Introduction to Skills-Based Hiring

The nature of work is changing, and that’s having a significant effect on hiring.

One of the more exciting changes is that 23% of companies are actively exploring hiring practices that emphasize skills over credentials — skills-based hiring — and another 39% are considering the shift, according to a study from Northeastern University.

Here is a look at what skills-based hiring means for businesses and why you might consider adopting it in your practice.

A Working Definition

Skills-based hiring emphasizes practical, working knowledge for employees; it prioritizes what an applicant can do, rather than the education they already have. Instead of asking an applicant to list their years of experience and degree, you look for capabilities, such as reaching an expert level in Excel.

 “Then — and this is where skill-based hiring diverges from what most employers do now — you test for that skill,” says Kara Govro, laws manager and HR adviser at Mammoth HR. “The testing generally comes before an interview, so you don’t waste time interviewing people who don’t have the skills you need.”

Adjusting to Changing Skill Needs

Changes in technology and the job market can cause companies to require skills that are too new for past graduates to have acquired during school, which undercuts the value of a degree as a substantial qualification.

“The set of ‘required skills’ changes every year, and it's tough for job seekers to keep up with whatever is hot this season,” says Piotr Sosnowski, co-founder of ResumeLab and Zety. Artificial intelligence, “automation and machine learning were not commonly sought after a few years ago but are in high demand now.”

Determine the skills needed for each new position, then split those into what is needed right away and what can be taught, Sosnowski says. “I advise looking into the professional potential of the candidates, investing in in-house training and shaping employees to fit company requirements," he says.

Improving Your Match

“In a labor market where people switch from one vertical to another and even dramatically change their career path, we need to dig into more details to fully understand a person,” says Bénédicte de Raphélis Soissan, CEO and founder of Clustree. “That is why job titles are not enough anymore.”

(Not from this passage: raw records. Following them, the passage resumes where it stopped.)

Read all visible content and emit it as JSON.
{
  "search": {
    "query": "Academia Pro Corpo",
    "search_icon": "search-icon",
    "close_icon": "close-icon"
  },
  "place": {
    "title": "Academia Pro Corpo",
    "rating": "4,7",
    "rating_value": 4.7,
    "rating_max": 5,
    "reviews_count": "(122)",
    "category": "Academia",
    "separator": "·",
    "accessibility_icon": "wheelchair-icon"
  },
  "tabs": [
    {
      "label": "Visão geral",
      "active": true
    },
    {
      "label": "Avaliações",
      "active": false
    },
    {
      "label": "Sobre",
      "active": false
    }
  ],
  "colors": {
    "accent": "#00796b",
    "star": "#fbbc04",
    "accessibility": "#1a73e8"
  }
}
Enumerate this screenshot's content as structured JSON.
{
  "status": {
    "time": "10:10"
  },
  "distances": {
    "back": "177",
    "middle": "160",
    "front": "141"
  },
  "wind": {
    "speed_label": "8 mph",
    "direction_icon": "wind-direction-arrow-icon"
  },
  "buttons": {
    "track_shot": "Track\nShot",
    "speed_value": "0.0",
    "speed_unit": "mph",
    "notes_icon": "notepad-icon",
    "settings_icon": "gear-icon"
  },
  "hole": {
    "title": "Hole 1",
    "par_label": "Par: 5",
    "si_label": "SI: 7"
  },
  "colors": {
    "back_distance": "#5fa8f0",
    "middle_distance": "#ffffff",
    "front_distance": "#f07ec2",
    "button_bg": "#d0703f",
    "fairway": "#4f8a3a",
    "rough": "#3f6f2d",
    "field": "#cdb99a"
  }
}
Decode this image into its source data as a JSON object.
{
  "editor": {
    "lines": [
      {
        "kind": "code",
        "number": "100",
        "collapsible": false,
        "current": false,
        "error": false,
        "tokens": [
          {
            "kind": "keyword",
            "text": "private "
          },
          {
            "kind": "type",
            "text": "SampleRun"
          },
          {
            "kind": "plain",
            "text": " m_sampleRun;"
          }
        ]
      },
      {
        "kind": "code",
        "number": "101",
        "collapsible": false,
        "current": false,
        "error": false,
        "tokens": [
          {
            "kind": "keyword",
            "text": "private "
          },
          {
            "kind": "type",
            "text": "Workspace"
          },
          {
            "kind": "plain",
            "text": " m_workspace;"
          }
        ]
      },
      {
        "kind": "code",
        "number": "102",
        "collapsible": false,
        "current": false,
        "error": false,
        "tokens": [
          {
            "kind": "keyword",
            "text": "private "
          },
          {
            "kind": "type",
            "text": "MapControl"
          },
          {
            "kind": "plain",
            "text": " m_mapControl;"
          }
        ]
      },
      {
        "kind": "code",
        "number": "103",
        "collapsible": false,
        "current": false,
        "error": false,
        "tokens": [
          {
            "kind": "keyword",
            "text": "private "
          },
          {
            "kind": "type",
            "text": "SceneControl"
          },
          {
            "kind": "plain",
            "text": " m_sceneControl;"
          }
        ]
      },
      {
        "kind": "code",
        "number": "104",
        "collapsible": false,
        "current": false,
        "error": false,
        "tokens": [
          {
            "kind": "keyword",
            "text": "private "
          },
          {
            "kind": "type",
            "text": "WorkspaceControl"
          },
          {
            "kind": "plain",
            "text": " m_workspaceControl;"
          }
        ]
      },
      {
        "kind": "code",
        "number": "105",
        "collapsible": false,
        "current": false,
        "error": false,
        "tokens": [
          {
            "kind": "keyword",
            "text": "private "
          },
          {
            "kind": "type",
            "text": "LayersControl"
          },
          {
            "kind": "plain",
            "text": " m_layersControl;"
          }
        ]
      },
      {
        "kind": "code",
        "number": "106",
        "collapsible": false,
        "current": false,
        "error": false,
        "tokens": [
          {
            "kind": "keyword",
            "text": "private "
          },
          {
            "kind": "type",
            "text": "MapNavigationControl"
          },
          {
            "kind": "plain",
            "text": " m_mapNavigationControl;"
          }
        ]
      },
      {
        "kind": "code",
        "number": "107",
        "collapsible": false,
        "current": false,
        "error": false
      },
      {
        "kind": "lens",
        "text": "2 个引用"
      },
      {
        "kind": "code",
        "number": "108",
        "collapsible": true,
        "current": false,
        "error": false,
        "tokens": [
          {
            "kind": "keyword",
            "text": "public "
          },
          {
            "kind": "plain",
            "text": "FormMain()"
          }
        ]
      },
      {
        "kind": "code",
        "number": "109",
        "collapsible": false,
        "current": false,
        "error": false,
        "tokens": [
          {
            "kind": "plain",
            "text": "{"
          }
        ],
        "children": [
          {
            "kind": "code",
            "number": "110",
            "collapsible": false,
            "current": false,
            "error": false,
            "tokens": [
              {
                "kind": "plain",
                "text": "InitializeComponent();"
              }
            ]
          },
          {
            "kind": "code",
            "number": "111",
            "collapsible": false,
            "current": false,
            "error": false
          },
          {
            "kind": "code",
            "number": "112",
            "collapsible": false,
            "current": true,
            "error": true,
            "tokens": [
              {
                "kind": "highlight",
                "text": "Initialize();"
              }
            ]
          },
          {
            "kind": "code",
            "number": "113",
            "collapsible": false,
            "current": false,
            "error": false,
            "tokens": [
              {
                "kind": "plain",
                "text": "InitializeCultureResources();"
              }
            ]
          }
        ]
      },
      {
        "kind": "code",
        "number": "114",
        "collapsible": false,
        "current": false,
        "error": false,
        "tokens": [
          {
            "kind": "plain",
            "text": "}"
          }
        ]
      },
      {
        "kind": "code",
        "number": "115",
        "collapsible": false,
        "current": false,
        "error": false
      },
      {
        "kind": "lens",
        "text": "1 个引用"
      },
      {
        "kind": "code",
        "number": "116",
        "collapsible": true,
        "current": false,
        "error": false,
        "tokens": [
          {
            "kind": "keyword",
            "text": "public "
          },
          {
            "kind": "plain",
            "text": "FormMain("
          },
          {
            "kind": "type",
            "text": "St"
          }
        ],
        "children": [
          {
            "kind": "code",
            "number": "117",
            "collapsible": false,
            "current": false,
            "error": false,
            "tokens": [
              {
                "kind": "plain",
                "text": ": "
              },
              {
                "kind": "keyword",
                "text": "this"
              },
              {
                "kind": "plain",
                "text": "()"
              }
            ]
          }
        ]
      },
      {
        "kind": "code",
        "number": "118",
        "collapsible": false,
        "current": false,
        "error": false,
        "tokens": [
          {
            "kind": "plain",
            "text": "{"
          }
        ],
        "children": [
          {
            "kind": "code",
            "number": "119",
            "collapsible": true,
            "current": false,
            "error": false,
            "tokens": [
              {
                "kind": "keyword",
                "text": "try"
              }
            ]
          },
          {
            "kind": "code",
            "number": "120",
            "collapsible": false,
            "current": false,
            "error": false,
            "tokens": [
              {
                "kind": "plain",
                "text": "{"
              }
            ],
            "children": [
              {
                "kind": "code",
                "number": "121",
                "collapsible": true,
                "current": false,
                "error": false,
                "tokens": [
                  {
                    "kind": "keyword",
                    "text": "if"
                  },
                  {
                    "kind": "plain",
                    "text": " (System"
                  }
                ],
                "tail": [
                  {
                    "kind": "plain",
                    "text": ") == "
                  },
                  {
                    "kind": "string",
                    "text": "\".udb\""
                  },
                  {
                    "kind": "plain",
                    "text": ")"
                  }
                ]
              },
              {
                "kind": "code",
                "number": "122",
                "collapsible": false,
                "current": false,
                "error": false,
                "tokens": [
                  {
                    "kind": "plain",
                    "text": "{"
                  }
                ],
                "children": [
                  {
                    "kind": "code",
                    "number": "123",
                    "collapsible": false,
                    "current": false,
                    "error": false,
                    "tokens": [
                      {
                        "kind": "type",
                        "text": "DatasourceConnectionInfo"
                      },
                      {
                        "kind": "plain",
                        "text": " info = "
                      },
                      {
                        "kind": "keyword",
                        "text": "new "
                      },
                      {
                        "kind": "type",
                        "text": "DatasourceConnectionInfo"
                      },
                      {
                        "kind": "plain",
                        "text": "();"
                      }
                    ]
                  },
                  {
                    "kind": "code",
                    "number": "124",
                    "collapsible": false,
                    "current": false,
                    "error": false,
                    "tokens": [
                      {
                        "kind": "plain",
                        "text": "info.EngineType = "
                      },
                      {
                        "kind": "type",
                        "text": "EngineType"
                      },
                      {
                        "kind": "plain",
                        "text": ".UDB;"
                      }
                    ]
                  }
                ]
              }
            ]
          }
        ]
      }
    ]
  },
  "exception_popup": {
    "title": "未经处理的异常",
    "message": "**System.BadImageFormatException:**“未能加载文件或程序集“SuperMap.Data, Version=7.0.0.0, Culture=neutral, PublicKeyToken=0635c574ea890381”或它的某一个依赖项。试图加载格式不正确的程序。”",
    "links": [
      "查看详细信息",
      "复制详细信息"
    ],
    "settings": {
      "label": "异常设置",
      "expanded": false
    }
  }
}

HR leadership can adopt this growth mindset and improve the chances of a good match by shifting from a laundry list of requirements in a job posting to a list of the types of problems that employees are expected to solve.

Starting Slow

Skills-based hiring is widespread for technology-related jobs, but it isn’t a requirement for all.

“Skills-based hiring, although a really happening trend in the HR world, might not be a good fit for all companies,” Sosnowski says. “Try to recognize what type of characteristics make a high-potential employee.”

As Govro adds, “Thankfully, skill-based hiring isn’t something where employers need to go all-in. You can give it a shot for positions where it seems like it might be useful and stick to tried-and-true methods for others.”